You sit today where I sat 38 years ago when I arrived as a first year student of this Seminary. Throughout my entire ministry, I have cherished and built upon the foundations laid in this place. We had a great faculty back then, none of whom teach any longer save Dr. Jerry Christianson and Dean Emerita Norma Wood, both of whom still offer courses from time to time. In spite of how good things were back in those “good old days,” however, I am a bit envious of you who begin your studies at this juncture in the Seminary’s history. How I wish I could join you sitting in classes and studying at the feet of our current superb faculty! Learn from them not only in the areas of their academic expertise; but ask them to teach you from their life journeys and their ministry experiences. How blessed you are to have the kind of technological tools at your fingertips that were quite unimagined in my student era.

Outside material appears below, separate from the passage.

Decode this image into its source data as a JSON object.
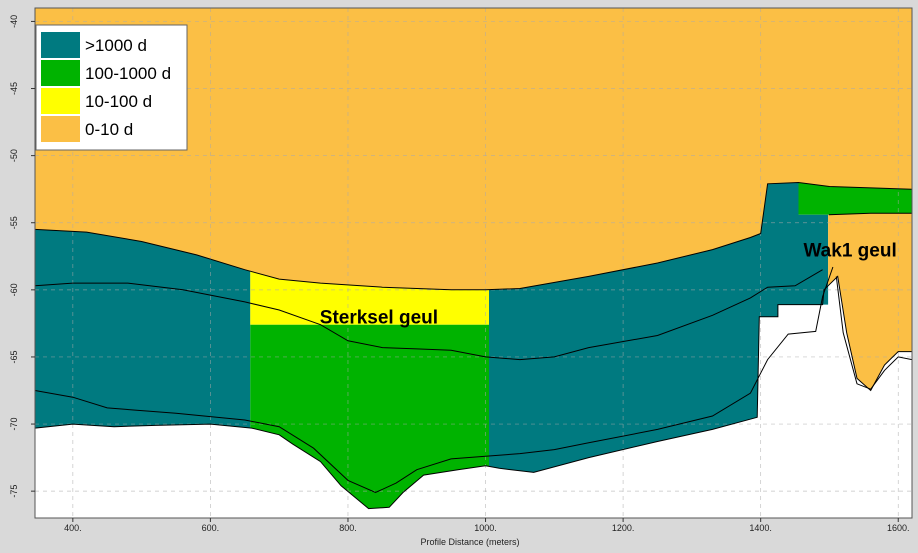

My overarching hope for you is that your experience here will be as rich and full and life-changing as was mine. I have no easy prescriptions to make it so. I do have three personal hopes and presidential anticipations for you:
- That you be constant in your prayers for and stewardship of our community life together. We have different rhythms to be sure; some of us pray in solitude more readily than in corporate worship. But personally I hope to see you often here in the chapel, as I try to be regularly when I’m not away from campus representing the Seminary in the many circles where I must travel. You are not here as a consumer of the commodity of education; you are here as a called servant of the Church; and the assembled, ensembled Church finally cannot be a solo performance.

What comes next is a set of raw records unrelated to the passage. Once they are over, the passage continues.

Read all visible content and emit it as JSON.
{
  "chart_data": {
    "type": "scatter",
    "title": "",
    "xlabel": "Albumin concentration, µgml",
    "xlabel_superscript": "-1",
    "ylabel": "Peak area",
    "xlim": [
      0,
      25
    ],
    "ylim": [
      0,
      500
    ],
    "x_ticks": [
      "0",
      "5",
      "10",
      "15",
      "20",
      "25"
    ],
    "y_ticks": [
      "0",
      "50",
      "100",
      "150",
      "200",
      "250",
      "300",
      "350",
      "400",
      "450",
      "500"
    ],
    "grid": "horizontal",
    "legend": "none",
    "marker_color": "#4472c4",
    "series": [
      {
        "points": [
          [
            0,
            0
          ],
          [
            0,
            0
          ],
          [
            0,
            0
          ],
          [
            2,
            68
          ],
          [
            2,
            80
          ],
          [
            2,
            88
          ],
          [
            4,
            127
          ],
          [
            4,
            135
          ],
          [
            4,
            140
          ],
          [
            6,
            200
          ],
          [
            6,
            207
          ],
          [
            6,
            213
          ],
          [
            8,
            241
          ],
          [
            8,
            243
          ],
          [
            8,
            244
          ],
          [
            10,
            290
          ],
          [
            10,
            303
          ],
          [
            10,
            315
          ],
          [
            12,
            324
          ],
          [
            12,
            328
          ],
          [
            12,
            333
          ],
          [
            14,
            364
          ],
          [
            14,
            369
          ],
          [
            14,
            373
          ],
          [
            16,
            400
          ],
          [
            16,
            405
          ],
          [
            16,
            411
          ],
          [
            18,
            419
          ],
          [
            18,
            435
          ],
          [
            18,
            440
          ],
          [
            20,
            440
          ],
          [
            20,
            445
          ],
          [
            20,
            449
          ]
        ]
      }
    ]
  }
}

- That you be open to, even eager to be surprised! I came here nearly four decades ago expecting to become a small town or rural pastor. My first call was in the very heart of downtown, inner city central Los Angeles. My CPE was to be in a general hospital setting; a sudden change of supervisors meant also a change to a chemical dependency recovery unit of a state hospital. My preferred internship was in a quiet New England community; I ended up in the South American capital city of Santiago, Chile in the midst of a repressive revolution. At each turn, both in seminary and since, I have been surprised, even amazed at how and where God and the Church have called me to serve. I hope you can embrace and welcome the surprises that inevitably will come your way.

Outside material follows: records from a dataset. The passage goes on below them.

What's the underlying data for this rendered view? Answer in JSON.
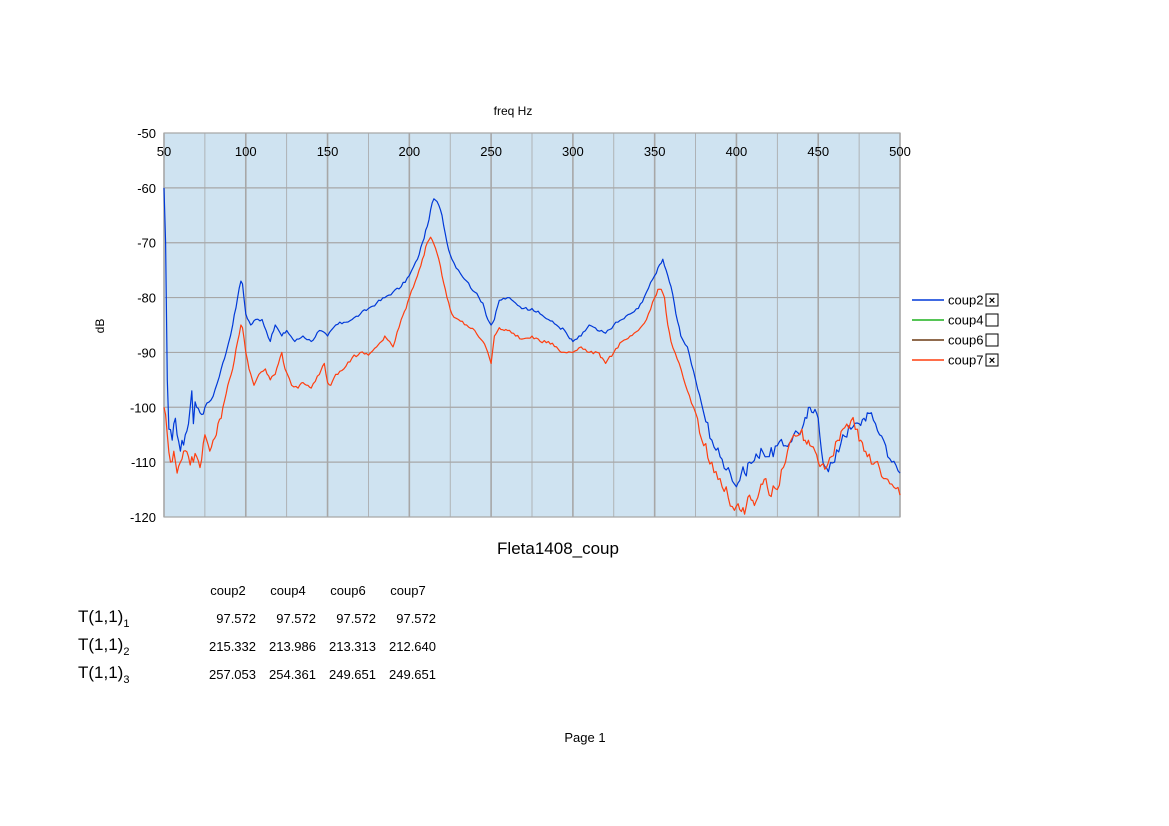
{
  "chart_data": {
    "type": "line",
    "title": "Fleta1408_coup",
    "xlabel": "freq Hz",
    "ylabel": "dB",
    "xlim": [
      50,
      500
    ],
    "ylim": [
      -120,
      -50
    ],
    "x_ticks": [
      50,
      100,
      150,
      200,
      250,
      300,
      350,
      400,
      450,
      500
    ],
    "y_ticks": [
      -50,
      -60,
      -70,
      -80,
      -90,
      -100,
      -110,
      -120
    ],
    "x_axis_position": "top",
    "grid": true,
    "plot_background": "#cfe3f1",
    "legend_position": "right",
    "series": [
      {
        "name": "coup2",
        "checked": true,
        "color": "#0039d8",
        "x": [
          50,
          51,
          52,
          53,
          55,
          57,
          60,
          63,
          65,
          67,
          68,
          69,
          70,
          72,
          75,
          80,
          85,
          88,
          92,
          95,
          97,
          98,
          100,
          103,
          106,
          110,
          115,
          118,
          122,
          125,
          130,
          135,
          140,
          145,
          150,
          155,
          160,
          165,
          170,
          175,
          180,
          185,
          190,
          195,
          200,
          205,
          208,
          211,
          213,
          215,
          217,
          220,
          223,
          226,
          230,
          235,
          240,
          245,
          248,
          250,
          252,
          255,
          260,
          265,
          270,
          275,
          280,
          285,
          290,
          295,
          298,
          300,
          305,
          310,
          315,
          320,
          325,
          330,
          335,
          340,
          345,
          350,
          353,
          355,
          357,
          360,
          363,
          366,
          370,
          375,
          380,
          385,
          390,
          395,
          400,
          403,
          405,
          408,
          410,
          413,
          415,
          420,
          425,
          430,
          435,
          440,
          443,
          445,
          447,
          450,
          452,
          455,
          460,
          465,
          470,
          475,
          478,
          480,
          485,
          490,
          495,
          500
        ],
        "values": [
          -60,
          -70,
          -95,
          -104,
          -106,
          -102,
          -108,
          -105,
          -103,
          -97,
          -103,
          -99,
          -100,
          -101,
          -100,
          -98,
          -93,
          -90,
          -85,
          -80,
          -77,
          -77.5,
          -83,
          -85,
          -84,
          -84,
          -88,
          -85,
          -87,
          -86,
          -88,
          -87,
          -88,
          -86,
          -87,
          -85,
          -84.5,
          -84,
          -83,
          -82,
          -81,
          -80,
          -79,
          -78,
          -76,
          -73,
          -70,
          -67,
          -64,
          -62,
          -62.5,
          -65,
          -70,
          -73,
          -75,
          -77,
          -79,
          -81,
          -84,
          -85,
          -84,
          -80.5,
          -80,
          -81,
          -82,
          -82,
          -83,
          -84,
          -85,
          -86,
          -87.5,
          -88,
          -87,
          -85,
          -86,
          -86.5,
          -85,
          -84,
          -83,
          -82,
          -79,
          -76,
          -74,
          -73,
          -75,
          -78,
          -83,
          -87,
          -89,
          -95,
          -101,
          -106,
          -109,
          -111,
          -114.5,
          -112,
          -112,
          -110,
          -110,
          -109,
          -107.5,
          -109,
          -107,
          -107,
          -105,
          -104,
          -102,
          -100,
          -101,
          -102,
          -108,
          -111,
          -110,
          -105,
          -104,
          -103,
          -102,
          -101,
          -103,
          -106,
          -110,
          -112
        ]
      },
      {
        "name": "coup4",
        "checked": false,
        "color": "#1fb21f",
        "x": [],
        "values": []
      },
      {
        "name": "coup6",
        "checked": false,
        "color": "#6b3a14",
        "x": [],
        "values": []
      },
      {
        "name": "coup7",
        "checked": true,
        "color": "#ff3f0f",
        "x": [
          50,
          52,
          54,
          56,
          58,
          60,
          62,
          65,
          68,
          70,
          72,
          75,
          78,
          80,
          83,
          86,
          89,
          92,
          95,
          97,
          98,
          100,
          102,
          105,
          108,
          112,
          115,
          118,
          120,
          122,
          124,
          128,
          132,
          135,
          138,
          140,
          145,
          148,
          150,
          152,
          155,
          160,
          165,
          170,
          175,
          180,
          183,
          185,
          188,
          190,
          195,
          198,
          200,
          205,
          208,
          211,
          213,
          214,
          216,
          218,
          220,
          223,
          226,
          230,
          235,
          240,
          245,
          248,
          250,
          252,
          255,
          258,
          260,
          265,
          270,
          275,
          280,
          285,
          290,
          293,
          295,
          300,
          305,
          310,
          315,
          318,
          320,
          325,
          330,
          335,
          340,
          345,
          350,
          352,
          354,
          356,
          358,
          360,
          365,
          370,
          375,
          380,
          385,
          390,
          395,
          400,
          403,
          406,
          408,
          410,
          413,
          415,
          418,
          420,
          425,
          430,
          435,
          440,
          442,
          445,
          448,
          450,
          452,
          455,
          458,
          462,
          465,
          470,
          474,
          476,
          478,
          480,
          485,
          490,
          495,
          500
        ],
        "values": [
          -100,
          -105,
          -110,
          -108,
          -112,
          -110,
          -108,
          -109,
          -110,
          -109,
          -111,
          -105,
          -108,
          -106,
          -103,
          -100,
          -96,
          -93,
          -88,
          -85,
          -85.5,
          -90,
          -93,
          -96,
          -94,
          -93,
          -95,
          -94,
          -92,
          -90,
          -93,
          -96,
          -96.5,
          -95.5,
          -96,
          -96.5,
          -94,
          -92,
          -95.5,
          -96,
          -94,
          -93,
          -91,
          -90,
          -90.5,
          -89,
          -88,
          -87,
          -88,
          -89,
          -84,
          -82,
          -80,
          -76,
          -73,
          -70,
          -69,
          -69.5,
          -71,
          -73,
          -76,
          -80,
          -83,
          -84,
          -85,
          -86,
          -88,
          -90,
          -92,
          -87,
          -85.5,
          -86,
          -86,
          -87,
          -87.5,
          -87,
          -88,
          -88,
          -89,
          -90,
          -90,
          -90,
          -89,
          -90,
          -90,
          -91,
          -92,
          -90,
          -88,
          -87,
          -86,
          -84,
          -80,
          -78.5,
          -78.5,
          -80,
          -85,
          -88,
          -92,
          -97,
          -101,
          -107,
          -110,
          -113,
          -116.5,
          -118,
          -119,
          -118,
          -116,
          -117,
          -116.5,
          -114,
          -113,
          -116,
          -115,
          -110,
          -105,
          -104,
          -106,
          -107,
          -108,
          -110,
          -110.5,
          -111,
          -109,
          -106,
          -104,
          -102.5,
          -104,
          -106,
          -108,
          -109,
          -110,
          -113,
          -114,
          -116
        ]
      }
    ]
  },
  "results_table": {
    "columns": [
      "coup2",
      "coup4",
      "coup6",
      "coup7"
    ],
    "rows": [
      {
        "label": "T(1,1)",
        "sub": "1",
        "values": [
          "97.572",
          "97.572",
          "97.572",
          "97.572"
        ]
      },
      {
        "label": "T(1,1)",
        "sub": "2",
        "values": [
          "215.332",
          "213.986",
          "213.313",
          "212.640"
        ]
      },
      {
        "label": "T(1,1)",
        "sub": "3",
        "values": [
          "257.053",
          "254.361",
          "249.651",
          "249.651"
        ]
      }
    ]
  },
  "footer": {
    "page_label": "Page 1"
  }
}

- That you seek out moments to learn the lore and rhyme with the rhythms of this place. A number of you who studied Greek and met with us a week ago expressed it: there is something about the place; its history and its presence at the crossroads of history and hope; at the intersection of church and world; the scholarly academy and the Eucharistic body of Christ; the community of memory and the purveyor of new possibilities. Take time to read a short history; to walk at dawn or twilight these hills; to visit the archives over in the library; the Adams Co. historical society museum in Old Dorm. Do not do as I did in my student days when I went out from this place unversed in its history, for as we learn about its past we may discover our own futures in new ways. Remember that you too are making history on this hill; that you will soon join the long line of those who have gone out from this place and blessed the world with their witness.
Now as we’re about to get started, let’s have a great year here on holy hill!